Dunedin Consort’s season of in-person concerts restarts with a programme partly inspired by COP-26

United KingdomUnited Kingdom Purcell, Johnson, Grieg, Hammond, Holten, MacMillan: Dunedin Consort / Grete Pedersen (conductor). Greyfriars Kirk, Edinburgh, 15.10.2021. (SRT)

Dunedin Consort at Edinburgh’s Greyfriars Kirk (c) Tommy Stack

Purcell & SandströmHear my prayer, O Lord
Robert JohnsonDeus misereatur nostril
Anon.Descendi in hortum meum
GriegAve maris stella
Drew HammondYince a paradise
Bo HoltenRain and Rush and Rosebush
Trad. – Norwegian & Scottish Folksong

Unless fuel anxiety has limited your consumption of the news to price rises and toy shortages, you are bound to have noticed that the COP-26 climate conference takes place in Glasgow next month. Outside of Scotland, interested groups are thinking deeply about who is going to show up and how they will limit the impact of humans on the climate so as to create a more sustainable future. Inside Scotland, people are more likely to be talking about the filthy state of Glasgow’s streets and the likelihood of a transport strike during the conference.

Let us stick to the high-minded, though, because it turns out that COP-26 can also inspire art. This concert saw a restart to the Dunedin Consort’s season of in-person concerts (hooray!), and their a cappella programme centred around a new commission; a Scots poem by Isobel McArthur reflecting on mankind’s damage to the natural world, set to music by Drew Hammond. Yince a paradise draws its title from a line in McArthur’s poem where a child asks, ‘Is it true that aw this ash an reek/Wis yince a paradise?’

It is a striking line for a powerful reflection on man’s degradation of nature, and Hammond’s music is fits it very effectively. The opening chords seem to slide down the stave as though melting, perhaps reflecting the decay of the natural world, while harsh contours accompany the statements of regret at what man has done. The choral textures are densely packed at times, unforgiving in places, and the abrupt ending seems to hang in the air as though heavy with the weight of an unanswerable question of responsibility.

It works, though, not least because these singers are so good. The choir of twelve (three of each voice type) sang with the tightest blend and the most persuasive sense of communication, something that had me convinced throughout this programme, which spanned five centuries of choral music.

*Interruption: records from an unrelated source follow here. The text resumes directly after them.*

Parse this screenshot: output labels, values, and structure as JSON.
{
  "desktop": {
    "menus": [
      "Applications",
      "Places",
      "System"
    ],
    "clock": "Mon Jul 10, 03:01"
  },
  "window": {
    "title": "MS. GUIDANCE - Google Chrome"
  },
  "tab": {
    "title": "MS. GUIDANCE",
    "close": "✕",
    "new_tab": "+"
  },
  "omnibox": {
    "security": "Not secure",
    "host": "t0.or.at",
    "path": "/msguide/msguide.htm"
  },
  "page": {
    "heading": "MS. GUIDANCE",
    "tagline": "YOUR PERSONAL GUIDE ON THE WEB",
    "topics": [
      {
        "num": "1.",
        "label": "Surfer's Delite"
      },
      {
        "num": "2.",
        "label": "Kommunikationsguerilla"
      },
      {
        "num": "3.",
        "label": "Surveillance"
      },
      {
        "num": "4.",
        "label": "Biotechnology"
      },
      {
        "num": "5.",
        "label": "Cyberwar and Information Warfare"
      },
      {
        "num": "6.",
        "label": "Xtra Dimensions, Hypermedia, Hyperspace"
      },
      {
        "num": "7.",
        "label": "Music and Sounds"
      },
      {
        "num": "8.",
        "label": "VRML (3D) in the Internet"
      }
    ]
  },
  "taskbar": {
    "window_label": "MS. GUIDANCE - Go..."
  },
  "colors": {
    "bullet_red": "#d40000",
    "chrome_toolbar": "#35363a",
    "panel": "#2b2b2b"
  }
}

Their Renaissance polyphony sounded uncommonly full for only twelve singers, built as it was on an unusually rich bass line, while Grieg’s Ave maris stella rang with direct clarity in its open textures.

With a Norwegian director, it is natural that the programme should feature so many Nordic composers, but there was never any sense of sameness or uniformity in Grete Pedersen’s selection of music. Bo Holten’s Rain and Rush and Rosebush was a brilliant piece of drama, setting a text of Hans Christian Andersen that asks big questions of life but finds that the answers are rather simple. Holten’s music is gripping in its use of contrasts, with certain lines of text sticking out like milestones, while garish vocal mannerisms give way to rhapsodic melismas, resolving into something confidently optimistic by the end. The Dunedin singers also created something magical in their opening number, where Purcell’s seventeenth-century clarity is slowly pulled apart by the anxiety of Sven-David Sandström’s contemporary harmonies.

The most magical thing on the programme, however, came in a series of Scottish and Norwegian folk songs at the end, sung by the choir dispersed around the church with Pedersen conducting in the middle. The spatial effect worked because it was deployed subtly, never as a gimmick, which made it so much more effective. The music seemed gently to emerge from every corner of Greyfriars Kirk at once, Pedersen conducting as though she was weaving an improvisation out of thin air, with subtle vocalisations creating a spellbinding sound, especially in James MacMillan’s setting of Rabbie Burns’s The Gallant Weaver. In the final Norwegian song, sung as though it were plainchant, it scarcely mattered that the choir’s unanimity came and went, as on this occasion it felt like part of the music’s authenticity.